Since the discovery of the first mammalian miRNA in 2000, hundreds of miRNAs have been identified in humans and other species. The sequences of miRNAs are often evolutionarily conserved, consistent with their important functions. The binding of a particular miRNA to its mRNA targets is primarily dependent on a short seven-nucleotide sequence, the seed sequence, at the 5′ end of the miRNA. Different miRNAs contain different seed sequences and thereby recognize and inhibit distinct mRNA targets. Because the seed sequence is relatively short, an individual miRNA can bind many, perhaps hundreds, of different mRNA targets. miRNAs are thought to fine-tune gene expression, and the magnitude of their effects on individual mRNAs is relatively modest, typically less than 2-fold. However, the cumulative effect produced by targeting multiple mRNA targets in the same pathway may produce physiologically significant effects. miRNAs regulate hundreds of genes and, according to some estimates, may regulate more than one third of human genes.

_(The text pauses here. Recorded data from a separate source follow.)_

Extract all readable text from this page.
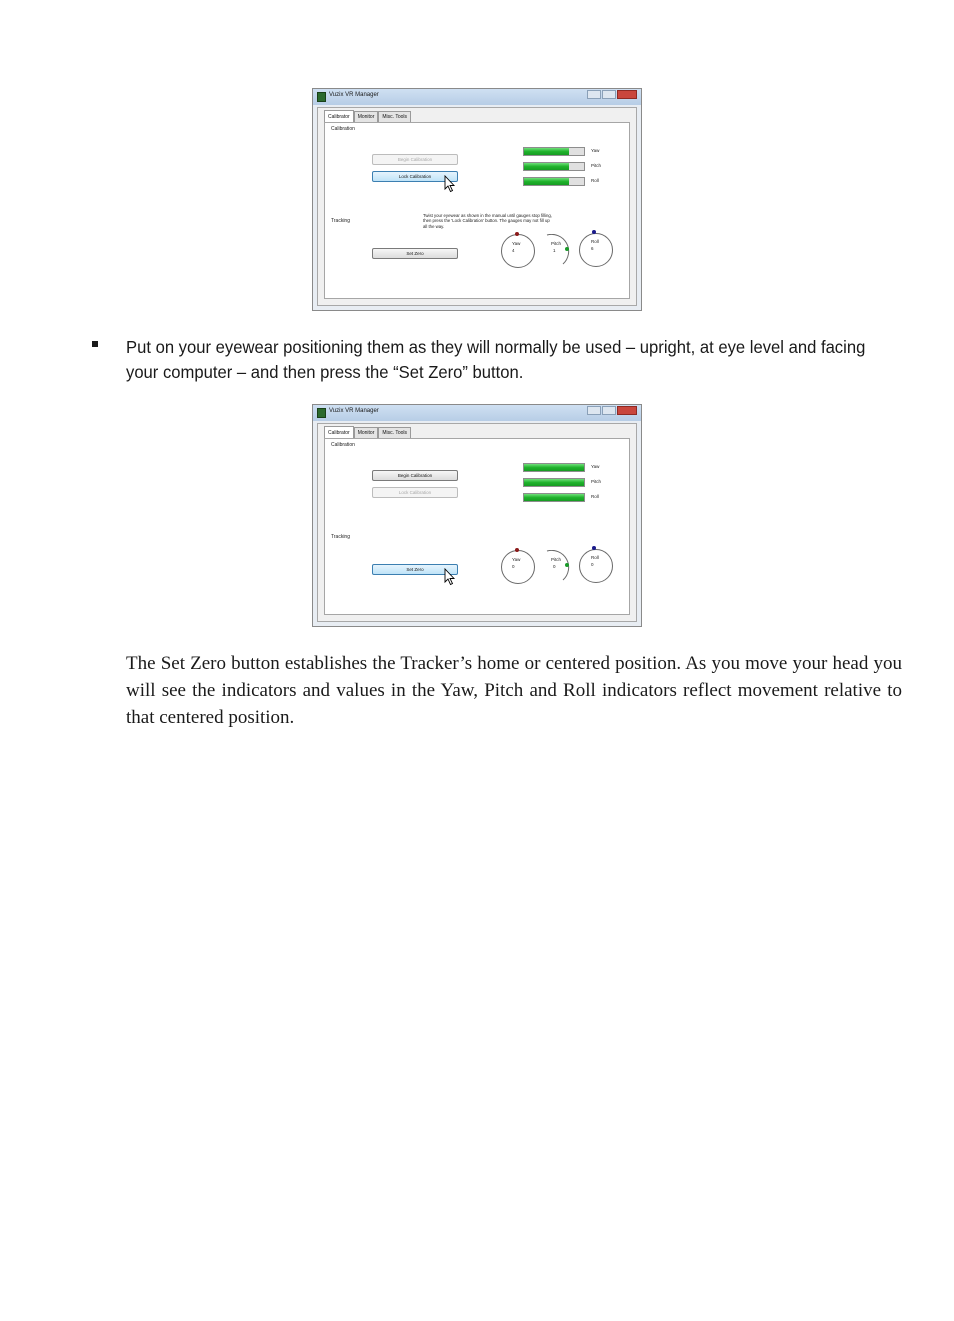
Vuzix VR Manager
Calibrator	Monitor	Misc. Tools
Calibration
Begin Calibration
Lock Calibration
Yaw
Pitch
Roll
Twist your eyewear as shown in the manual until gauges stop filling, then press the 'Lock Calibration' button. The gauges may not fill up all the way.
Tracking
Set Zero
Yaw
4
Pitch
1
Roll
6
Put on your eyewear positioning them as they will normally be used – upright, at eye level and facing your computer – and then press the “Set Zero” button.
Vuzix VR Manager
Calibrator	Monitor	Misc. Tools
Calibration
Begin Calibration
Lock Calibration
Yaw
Pitch
Roll
Tracking
Set Zero
Yaw
0
Pitch
0
Roll
0
The Set Zero button establishes the Tracker’s home or centered position. As you move your head you will see the indicators and values in the Yaw, Pitch and Roll indicators reflect movement relative to that centered position.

miRNAs play important roles in embryonic development, stem-cell differentiation, cell proliferation, and cell death. Other physiological processes under the control of miRNAs include insulin secretion, the stress response, renin secretion, and lipid metabolism. By fine-tuning mRNA abundance and translation, miRNAs work in concert with gene transcription to maintain the levels of proteins in cells within an optimal range. Dysregulation of miRNAs commonly plays a role in pathological conditions such as cancer, viral infection, diabetes, and Alzheimer disease
Roles of miRNAs in Cardiac Stress Responses
Elevated blood pressure imposes stress on the heart that, if sustained, results in pathological remodeling, leading to cardiac hypertrophy, fibrosis, heart failure, and increased arrhythmias. miRNAs play an important role in the cardiac response to stress, in which cardiac myocytes switch their expression of myosin heavy chains from the normally dominant adult αMHC to βMHC, which is normally weakly expressed (see Table 9-1). Embedded in one of the introns of the αMHC gene is the miRNA called miR-208. Therefore, expression of αMHC results in coexpression of miR-208, which targets a transcriptional corepressor called thyroid hormone receptor–associated protein 1 (THRAP1). Normally, THRAP1 interacts with the thyroid hormone receptor (see pp. 1010–1011) to inhibit transcription of the MYH7 gene, which encodes βMHC. Thus, by reducing THRAP1 expression, miR-208 disinhibits βMHC transcription. Indeed, miR-208 is necessary for expression of the βMHC and cardiac remodeling. Mice lacking miR-208 cannot upregulate βMHC and are protected from pathological remodeling in response to cardiac stress.
Pathological cardiac remodeling also results in increased cardiac fibrosis. The miRNA miR-29 inhibits the expression of collagen and other components of the extracellular matrix. Cardiac stress inhibits miR-29 expression, which results in increased production of extracellular matrix and fibrosis.